認知症基本法について考える院内集会(2月6日)

「認知症基本法」に関する要望書を手交

JDWGでは、2月6日、認知症関係当事者・支援者連絡会議(公益社団法人 認知症の人と家族の会、全国若年認知症家族会・支援者連絡協議会、男性介護者と支援者の全国ネットワーク、レビー小体型認知症サポートネットワーク)と共同で、「認知症基本法について考える院内集会」を衆議院第1議員会館において開催し、与野党の国会議員の方々に、「認知症基本法に関する要望」を手渡しました。

集会では、「認知症の人と家族の会」鈴木森夫代表理事とともに、JDWG藤田和子代表理事が主催者としてあいさつに立ち、当事者である本人やその家族などの意見を十分に聞き、法律に反映していただきたいと訴え、各関係団体・学会等からの来賓者の方々からも賛同の声が寄せられました。


藤田代表のあいさつ(全文)

みなさん、こんにちは。
私は、一般社団法人 日本認知症本人ワーキンググループ代表理事の藤田和子です。
私は、45歳の時にアルツハイマー病の診断を受けた、認知症の本人です。

診断を受けてから、今年で13年が経ち、この間、本人としてのさまざまな経験をしてきました。
私はアルツハイマー病とわかってから、隠すことなく回りの人たちに伝えてきました。親しくしていた人たちの中にも、病気になった私と、どうつきあっていけばいいのか戸惑う人や、去っていった人もいました。自分自身、どうすればいいのかわからないことや、くやしいと思うことも少なからずありました。

そんな中で、私は1人の人として生きていくことの日々の思いや願い、これからの希望を、認知症の本人として、自らが発信していくことを始めました。
当時、社会には、認知症になると、なにもわからなくなる、なにもできなくなるといった認知症の人への先入観であふれていました。
おそらく今でもそう思っている人がたくさんいると思います。けれど、私自身が発信活動をしていくことで、地元での新しい出会いや、古い友人との“出会い直し”があり、そして、今日この会場にも来てくれていますが、全国の多くの認知症の本人や、本人とともに生きる仲間たちとつながることができました。

 本日、お手元にお配りしていますが、そうした仲間たちとともに、2018年10月に、「認知症とともに生きる希望宣言」を表明しました。
この宣言のひとつ一つは、私たち認知症の本人が切り拓いてきた実体験でもあり、これからを生きていくための希望でもあります。
 今、この国には、認知症とともに生きている人が、700万人近くいます。
ひとり1人の暮らしぶりについて一括りにはできませんが、認知症の本人も、その家族も、みなさんと同じように、希望を持って前をむいて生きていきたいと願っていると、私は思います。

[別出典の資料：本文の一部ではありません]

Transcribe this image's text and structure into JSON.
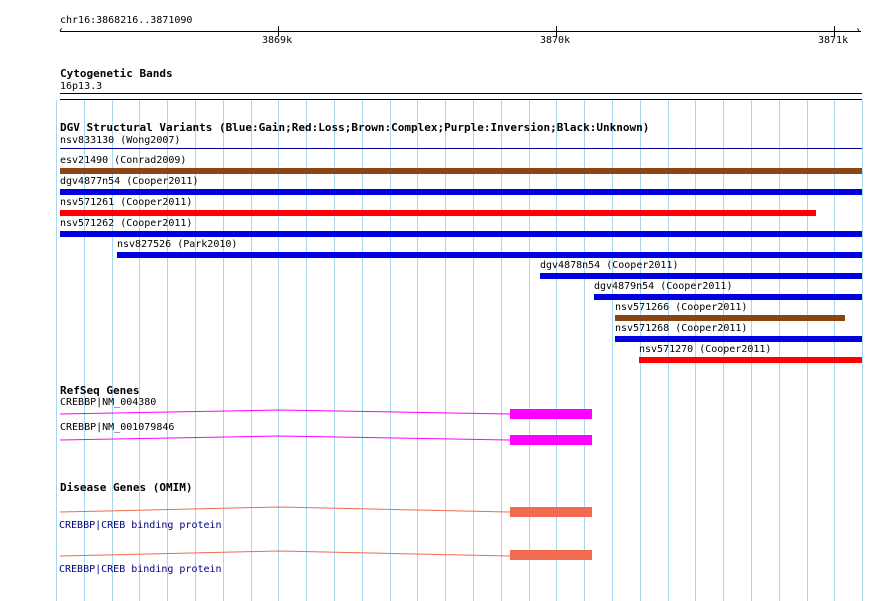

 認知症の人は、みなさんと同じように今とこれからを生きていく一人の国民です。
施策や事業の対象者としてみるのではなく、認知症の本人の声に耳を澄まし、よりよい社会、よりよい地域をともにつくる仲間であると考えてほしいです。
残念ながら現状は、希望を持てずに苦労している本人や家族、支援者が多数おり、認知症とともによりよく生きていけるよう、社会全体の大きな変革が求められています。

 今後、認知症基本法が作られるなら、この先10年後、20年後の日本が、どこに住んでいても認知症とともに希望を持って暮らせることを確かに実現するための法律が不可欠です。
どうか、議員のみなさま、今後、私たち当事者の声を聴きながら、与野党で議論をつくし、よりよい未来を創造する基本法を生み出してくださることを、心から願っております。
今日がその新たなスタートになりますように。